« L\’objet principal de la politique est de créer l\’amitié entre les membres de la cité », disait le bon vieil Aristote dans sa Morale à Eudème. Quelques siècles plus tard, dans un continent pas si loin du berceau de la philosophie antique, dans un petit pays d’Afrique du Nord, la sagesse semble avoir remballé ses affaires et déserté les lieux laissant place au chaos et à la mésentente. La politique, maniée par le seul et unique, divise la cité ne laissant aucune place à l’entente. Les membres de la cité s’entredéchirent et l’édifice risque de s’écrouler.
Au préambule un tantinet pédant, cédons la parole aux faits. Le président Kaïs Saïed continue à diviser les Tunisiens entre bons et intègres qui sont de son côté et vilains et traitres qui s’opposent à lui. Le président Kaïs Saïed a réussi l’exploit de se mettre à dos de plus en plus d’acteurs de la scène politique, non pas qu’ils possèdent, tous, la graine de la félonie mais du fait qu’il n’ait pas pu (ou voulu) rassembler. Le président Kaïs Saïed a foncé dans le tas, piétinant tout sur son passage afin de faire vivre sa vision unique, quitte à ce que la défiance à son encontre se renforce. Le 25 mai, trois décrets parus dans le journal officiel à minuit, n’ont fait que confirmer cet état de fuite en avant dans lequel il s’est confiné. Il convoque les électeurs pour son référendum du 25 juillet malgré les réticences même de l’Isie qu’il a nommée en personne. Il annonce une constitution publiée par décret. Il désigne à sa commission consultative, censée mener le dialogue et élaborer le texte de la constitution, des personnes qui ont catégoriquement refusé la participation. On n’en est plus à dire qu’on nage en plein délire, ce stade on l’a bien dépassé.

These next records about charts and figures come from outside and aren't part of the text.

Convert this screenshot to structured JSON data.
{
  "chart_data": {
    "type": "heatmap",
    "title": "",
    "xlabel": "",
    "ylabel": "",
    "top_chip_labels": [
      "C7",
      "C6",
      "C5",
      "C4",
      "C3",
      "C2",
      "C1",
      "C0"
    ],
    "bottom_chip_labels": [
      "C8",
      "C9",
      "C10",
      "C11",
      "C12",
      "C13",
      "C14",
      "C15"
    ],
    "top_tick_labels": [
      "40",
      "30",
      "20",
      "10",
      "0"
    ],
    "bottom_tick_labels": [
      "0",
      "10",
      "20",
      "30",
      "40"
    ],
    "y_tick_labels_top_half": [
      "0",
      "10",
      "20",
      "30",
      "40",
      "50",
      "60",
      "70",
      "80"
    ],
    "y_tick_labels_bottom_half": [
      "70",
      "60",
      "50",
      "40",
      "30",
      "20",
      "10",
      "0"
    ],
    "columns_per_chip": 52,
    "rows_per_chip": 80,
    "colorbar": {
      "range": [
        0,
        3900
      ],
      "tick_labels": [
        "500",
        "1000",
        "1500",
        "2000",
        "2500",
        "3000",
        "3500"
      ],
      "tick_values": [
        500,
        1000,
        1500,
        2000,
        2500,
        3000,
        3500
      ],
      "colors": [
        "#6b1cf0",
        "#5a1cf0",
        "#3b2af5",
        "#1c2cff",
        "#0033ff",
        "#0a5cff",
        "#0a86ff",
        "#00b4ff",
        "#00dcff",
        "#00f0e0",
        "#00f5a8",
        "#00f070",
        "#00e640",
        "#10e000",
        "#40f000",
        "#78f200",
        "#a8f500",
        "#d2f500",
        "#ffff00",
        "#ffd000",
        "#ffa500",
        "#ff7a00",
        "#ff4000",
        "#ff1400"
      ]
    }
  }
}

Pourtant, au lendemain du 25 juillet 2021, le président Kaïs Saïed avait tout un champ des possibles afin de lancer les réformes nécessaires à un système en périclitation. Ses adversaires, notamment le chef du gouvernement Mechichi et son « coussin » islamo-qalbiste ont atteint des sommets sur l’échelle de la détestation chez la population et l’élite. La crise et l’impasse étaient telles que le terrain était tout prêt pour qu’il engage le pays sur une voie nouvelle. Le diagnostic était connu de tous, les solutions aussi. Au lendemain du 25 juillet 2021, le président Kais Saïed aurait pu lancer un véritable dialogue, faire participer les composantes de la scène, accélérer les choses, abréger au maximum l’état d’exception pour un retour rapide à la légalité républicaine…
Sauf que le président Kaïs Saïed ne voyait pas la chose de la sorte. Il était investi d’une mission. Il s’est attelé à surfer sur le large soutien populaire dont il a bénéficié dans le seul but d’accomplir sa mission : un projet utopique, une vision autoritaire, une exclusion de tout corps intermédiaire…
La haine envers une classe politique qui a échoué durant les dix dernières années, la peur que celle-ci revienne en force si jamais le coup présidentiel tombait à l’eau, ont donné à Saïed la latitude d’entreprendre des passages en force et de contorsionner le texte constitutionnel à souhait. Il a profité de cette situation pour attiser les divergences. Il a laissé les choses pourrir pendant dix mois pour enfin mettre tout le monde devant le fait accompli. Cependant, les limites de cette approche se font ressentir. Climax. La défiance à son encontre est à son comble. La tension est à un point culminant. L’isolement du président s’accentue. Moins de deux mois du référendum sur une nouvelle constitution, ceux qui sont convoqués pour la rédiger refusent. Les doyens des facs de droit n’y tiennent pas. Moins de deux mois du référendum, le dialogue national factice voulu par le président ne tient pas la route, l’UGTT a claqué la porte avant même qu’elle ne s’ouvre.
Si la politique est aussi de rendre possible ce qui est nécessaire, alors le président Kaïs Saïed est passé à côté de l’essentiel. Ses décisions unilatérales l’entraineront tôt ou tard dans une impasse.